Nos encontramos con una película negra de estructura clásica, si bien en un entorno poco frecuente como escenario principal (no tanto en relación con los muchos personajes, sobre todo femeninos, que aparecen en el cine negro provenientes de ese marco), el mundo de las variedades, la revista y el vodevil. Sin embargo, los personajes y las relaciones establecidas entre ellos son de manual: El gran Flamarion (Von Stroheim) es un artista de las armas, su número consiste en representar una escena de celos junto a sus dos ayudantes (Mary Beth Hughes y Dan Duryea), que en la “realidad” son matrimonio. Se supone que Flamarion interpreta a un marido celoso y vengativo que vuelve a casa y halla a su esposa en brazos de su amante, a los cuales tirotea sin descanso haciendo blanco en distintas partes de su vestimenta y complementos, así como en el decorado que los circunda. Se trata de un número de gran mérito y precisión que levanta pasiones entre el público dada la extraordinaria puntería y habilidad de Flamarion, que nunca falla. Las relaciones del grupo fuera del escenario son, sin embargo, muy frías y distantes. Para Flamarion sus ayudantes son objetos tan imprescindibles como las armas, pero no les presta ni la atención ni los cuidados que dedica a éstas. Al Wallace (Duryea) permanece casi siempre en estado de embriaguez, mientras que su esposa Connie, siempre sola y relegada a un segundo plano por el interés de su marido por la bebida, busca la atención masculina en otra parte. Y, claro está, la encuentra en un acróbata del que se encapricha y que no tarda en corresponderle. En este punto empiezan a rodar los engranajes del cine negro. Connie, buscando una forma de librarse de su marido, la encuentra con facilidad. Nadie pondría objeciones ni investigaría si en el escenario, por accidente, Flamarion equivocara el tiro y acabara con su ayudante, un notorio borracho del que no habría extrañado que cometiera un fallo de colocación o actuación durante la representación. Pero para eso, el artista tendría que dispararle a conciencia y simular el error, y por ello es necesario conseguir lo único que podría convencerle de algo así: seducirlo. Eso no resultará tan fácil, porque Flamarion es un ladrillo, un pedazo de hielo como no hay otro, inalterable, insobornable, que ni sonríe ni alterna con nadie. Pero la mujer fatal del cine negro es mucha mujer, y no tardará el pistolero en caer en sus redes y someterse a sus planes…

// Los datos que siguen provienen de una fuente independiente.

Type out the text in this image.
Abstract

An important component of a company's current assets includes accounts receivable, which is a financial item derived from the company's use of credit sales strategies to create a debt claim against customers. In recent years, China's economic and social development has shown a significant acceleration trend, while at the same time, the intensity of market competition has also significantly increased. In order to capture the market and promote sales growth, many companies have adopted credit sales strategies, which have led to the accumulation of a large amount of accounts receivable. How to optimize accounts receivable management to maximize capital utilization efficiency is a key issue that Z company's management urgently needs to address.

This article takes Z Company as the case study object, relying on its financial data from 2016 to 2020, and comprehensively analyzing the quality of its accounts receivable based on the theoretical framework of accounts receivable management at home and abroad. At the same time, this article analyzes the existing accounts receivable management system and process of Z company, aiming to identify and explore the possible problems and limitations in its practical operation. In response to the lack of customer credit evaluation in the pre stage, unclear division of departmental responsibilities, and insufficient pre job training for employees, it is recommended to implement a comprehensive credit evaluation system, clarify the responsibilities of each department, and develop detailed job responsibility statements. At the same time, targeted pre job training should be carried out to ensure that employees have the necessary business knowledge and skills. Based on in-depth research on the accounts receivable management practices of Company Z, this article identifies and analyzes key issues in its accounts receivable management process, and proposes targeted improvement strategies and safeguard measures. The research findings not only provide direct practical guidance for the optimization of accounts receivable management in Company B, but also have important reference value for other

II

Esta pequeña gran película está muy subestimada dentro de la filmografía de Anthony Mann, como casi toda su etapa negra, minorada al lado de sus monumentales obras en Cinemascope o de su serie de westerns con James Stewart como protagonista. Sin embargo, en esta cinta explora ya la naturaleza obsesiva y traumatizada de los antihéroes de su cine, esos hombres que encuentran en la violencia y en la venganza el objetivo, la finalidad que da sentido a sus vidas, y cuyo cumplimiento hace que ya no importe ni el cuándo ni el dónde de su final. Von Stroheim cumple a la perfección con su papel de hombre severo, pétreo, inamovible, mientras que Mary Beth Hugues anda algo falta de físico y encanto para erigirse en una mujer fatal clásica, por más que resulte más que correcta en su interpretación de la pérfida manipuladora capaz de hacer temblar a una roca granítica con sus atenciones y miradas. Duryea, en su línea, cumple sin esfuerzo con la parte que le toca, como casi siempre la más ingrata. Mención aparte merece la labor de Mann en la dirección, que se apoya tanto en las magníficas interpretaciones como en una sencilla (por razones presupuestarias) pero más que efectiva puesta en escena y ambientación, retratando con realismo casi profesional los escenarios habituales de una compañía de vodevil (teatros, camerinos, viajes, hoteles, etc.) así como dotando a las imágenes de los consabidos juegos de luces y sombras, de los tonos lúgubres y sombríos propios del cine negro. La maestría de Mann queda patente tanto en el conjunto de la narración, con sus cambios de ambiente, tonos y formas, como en momentos muy concretos, destacando sobre todo las escenas de angustia, tensión y nerviosismo de las largas esperas en la habitación de hotel, que no hacen sino alimentar el inevitable final.